Khamisi, invece, si diresse verso il punto da cui proveniva il grido d’aiuto. Aveva già lasciato Marcia in preda a quelle creature. Ricordava il suo terrore, quando aveva aspettato l’alba immerso fino al collo nell’abbeveratoio. Non poteva ignorare quelle urla.
Khamisi rotolò sino a Tau e gli passò le mappe che aveva disegnato. «Torna all’accampamento e porta queste alla dottoressa Kane.»
«Fratello… no… vieni via.» Tau aveva gli occhi sgranati per il terrore. Suo nonno gli aveva raccontato dell’ukufa. Khamisi doveva riconoscere il coraggio di Tau e del suo amico: nessun altro si era offerto volontario per entrare nella tenuta. La superstizione era imperante.
Una volta di fronte alla realtà, Tau non aveva nessuna intenzione di rimanere e Khamisi non poteva biasimarlo. Ricordava il suo terrore, quando era con Marcia. Invece di resistere, era fuggito, era corso via, lasciando che la dottoressa fosse uccisa.
«Andate», ordinò Khamisi, indicando la recinzione con un cenno del capo. Le mappe dovevano essere consegnate.
I due giovani esitarono per un istante, poi si mossero, stando bassi, e scomparvero nella giungla. Khamisi non sentiva nemmeno i loro passi.
Calò un silenzio spaventoso, pesante e denso come la foresta stessa. Khamisi s’incamminò nella direzione da cui erano venute le urla, umane e non.

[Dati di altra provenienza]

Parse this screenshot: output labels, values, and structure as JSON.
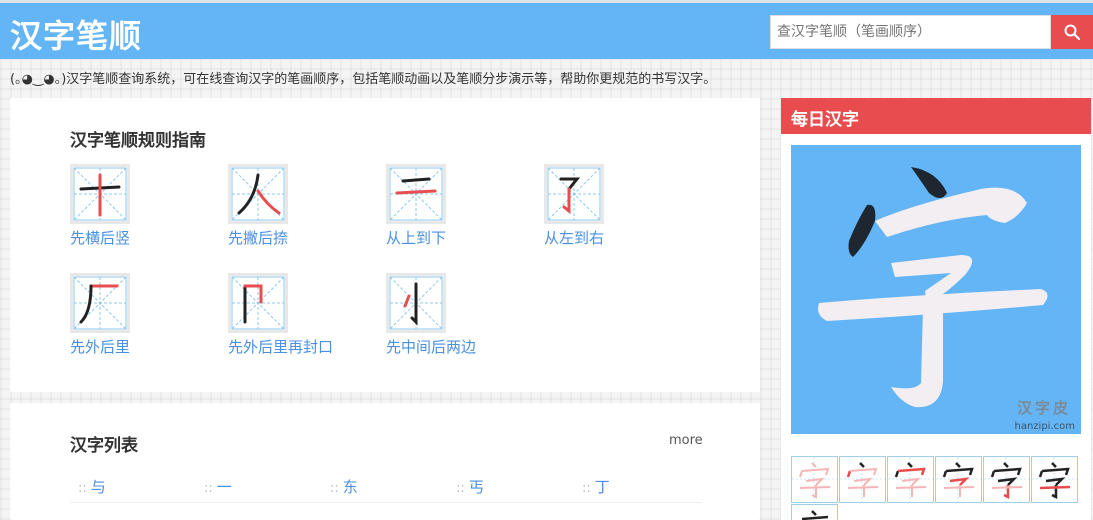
{
  "header": {
    "logo": "汉字笔顺",
    "search_placeholder": "查汉字笔顺（笔画顺序）",
    "search_icon": "search-icon",
    "accent": "#64b5f6",
    "button_color": "#e84c4f"
  },
  "description": "(｡◕‿◕｡)汉字笔顺查询系统，可在线查询汉字的笔画顺序，包括笔顺动画以及笔顺分步演示等，帮助你更规范的书写汉字。",
  "rules_section": {
    "title": "汉字笔顺规则指南",
    "rules": [
      {
        "label": "先横后竖",
        "char": "十"
      },
      {
        "label": "先撇后捺",
        "char": "人"
      },
      {
        "label": "从上到下",
        "char": "二"
      },
      {
        "label": "从左到右",
        "char": "孑"
      },
      {
        "label": "先外后里",
        "char": "厂"
      },
      {
        "label": "先外后里再封口",
        "char": "冂"
      },
      {
        "label": "先中间后两边",
        "char": "小"
      }
    ]
  },
  "list_section": {
    "title": "汉字列表",
    "more": "more",
    "chars": [
      "与",
      "一",
      "东",
      "丐",
      "丁"
    ]
  },
  "sidebar": {
    "title": "每日汉字",
    "char": "字",
    "watermark": "汉字皮",
    "watermark_url": "hanzipi.com",
    "steps": [
      "宀",
      "宀",
      "宀",
      "字",
      "字",
      "字",
      "字"
    ]
  }
}
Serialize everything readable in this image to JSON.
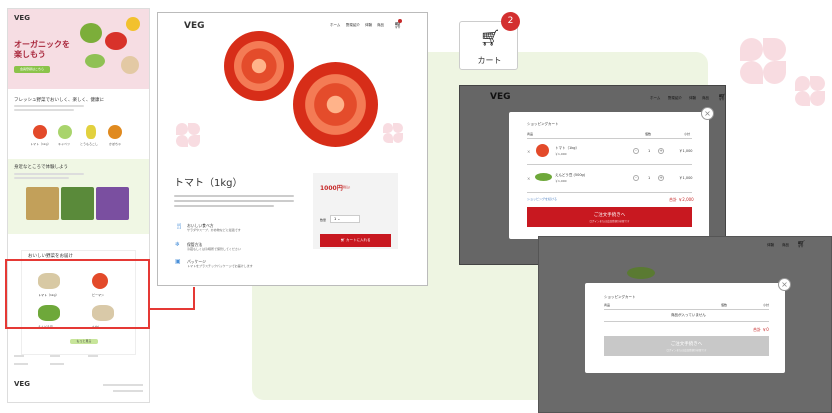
{
  "long_page": {
    "logo": "VEG",
    "hero_title": "オーガニックを\n楽しもう",
    "hero_button": "会員登録はこちら",
    "section1_title": "フレッシュ野菜でおいしく、楽しく、健康に",
    "section2_title": "身近なところで体験しよう",
    "section3_title": "おいしい野菜をお届け",
    "vegetables": [
      "トマト（1kg）",
      "キャベツ",
      "とうもろこし",
      "かぼちゃ"
    ],
    "products": [
      "トマト（1kg）",
      "ピーマン",
      "えんどう豆",
      "もやし"
    ],
    "more_button": "もっと見る",
    "footer_logo": "VEG"
  },
  "product_page": {
    "logo": "VEG",
    "nav": [
      "ホーム",
      "野菜紹介",
      "体験",
      "商品"
    ],
    "title": "トマト（1kg）",
    "features": [
      {
        "title": "おいしい食べ方",
        "desc": "サラダやスープ、炒め物などに最適です"
      },
      {
        "title": "保管方法",
        "desc": "冷蔵もしくは冷暗所で保管してください"
      },
      {
        "title": "パッケージ",
        "desc": "トマトをプラスチックパッケージでお届けします"
      }
    ],
    "price": "1000円",
    "tax": "(税込)",
    "qty_label": "数量",
    "qty_value": "1",
    "add_button": "カートに入れる"
  },
  "cart_icon": {
    "label": "カート",
    "badge": "2"
  },
  "modal_filled": {
    "logo": "VEG",
    "nav": [
      "ホーム",
      "野菜紹介",
      "体験",
      "商品"
    ],
    "title": "ショッピングカート",
    "col_product": "商品",
    "col_qty": "個数",
    "col_subtotal": "小計",
    "items": [
      {
        "name": "トマト（1kg）",
        "price": "￥1,000",
        "qty": "1",
        "subtotal": "￥1,000"
      },
      {
        "name": "えんどう豆 (500g)",
        "price": "￥1,000",
        "qty": "1",
        "subtotal": "￥1,000"
      }
    ],
    "continue_link": "ショッピングを続ける",
    "total": "合計 ￥2,000",
    "checkout_title": "ご注文手続きへ",
    "checkout_sub": "ログインまたは会員登録が必要です"
  },
  "modal_empty": {
    "nav": [
      "体験",
      "商品"
    ],
    "title": "ショッピングカート",
    "col_product": "商品",
    "col_qty": "個数",
    "col_subtotal": "小計",
    "empty_message": "商品が入っていません",
    "total": "合計 ￥0",
    "checkout_title": "ご注文手続きへ",
    "checkout_sub": "ログインまたは会員登録が必要です"
  },
  "colors": {
    "accent_red": "#c81820",
    "brand_green": "#8bc34a",
    "hero_pink": "#f6dde3",
    "bg_green": "#eef5e2"
  }
}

Dopo un minuto, proruppe un altro ululato, accompagnato da un volo di uccelli allarmati. Terminò in una serie di schiamazzi, simili a una risata stridula. Khamisi si fermò a riflettere, colpito da qualcosa di familiare in quell’ultimo, inquietante verso. Prima che potesse pensarci oltre, un singhiozzo sommesso lo fece trasalire. Khamisi usò la canna della doppietta per aprirsi un varco tra le fronde. Davanti a lui si apriva una piccola radura, dove un albero era caduto di recente, sgombrando una parte della foresta. Dallo spiraglio che si era aperto tra le chiome degli alberi, penetrava un raggio di sole, che faceva sembrare ancora più oscuro il resto della giungla.

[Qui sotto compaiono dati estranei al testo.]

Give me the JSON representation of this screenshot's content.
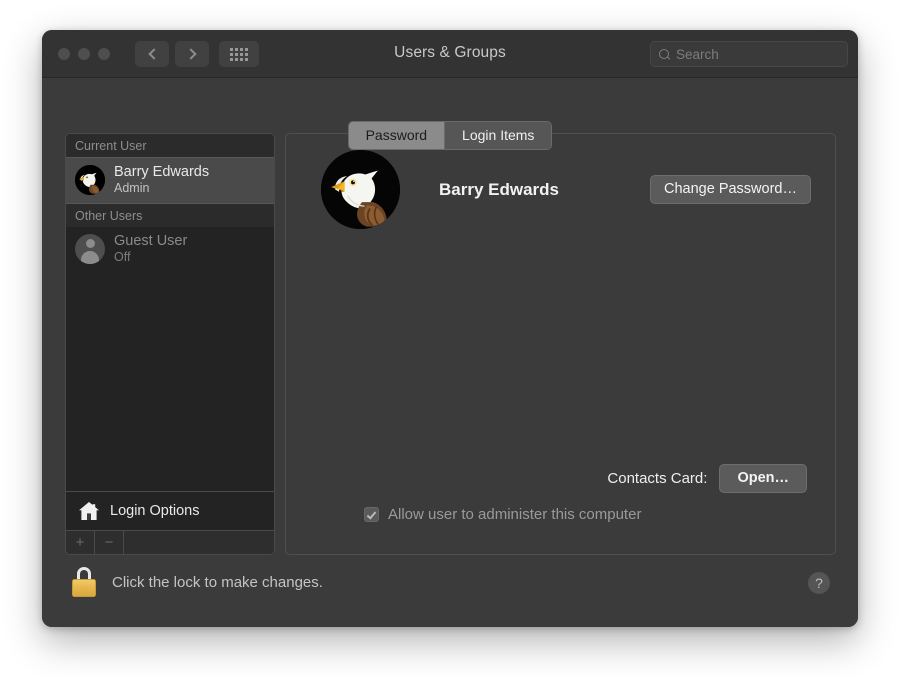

All’altra estremità della radura, un movimento attirò la sua attenzione. Un ragazzo si stava sforzando di arrampicarsi da un ramo basso a uno più alto, ma non riusciva a trovare una buona presa con la mano destra. Anche da quella distanza, Khamisi vedeva la scia di sangue che colava lungo il braccio del ragazzo, inzuppandogli la manica, mentre tentava invano di aggrapparsi. D’un tratto, il giovane cadde in ginocchio, avvinghiandosi al tronco e cercando di nascondersi.
Poi anche il motivo dell’improvviso terrore del ragazzo divenne visibile.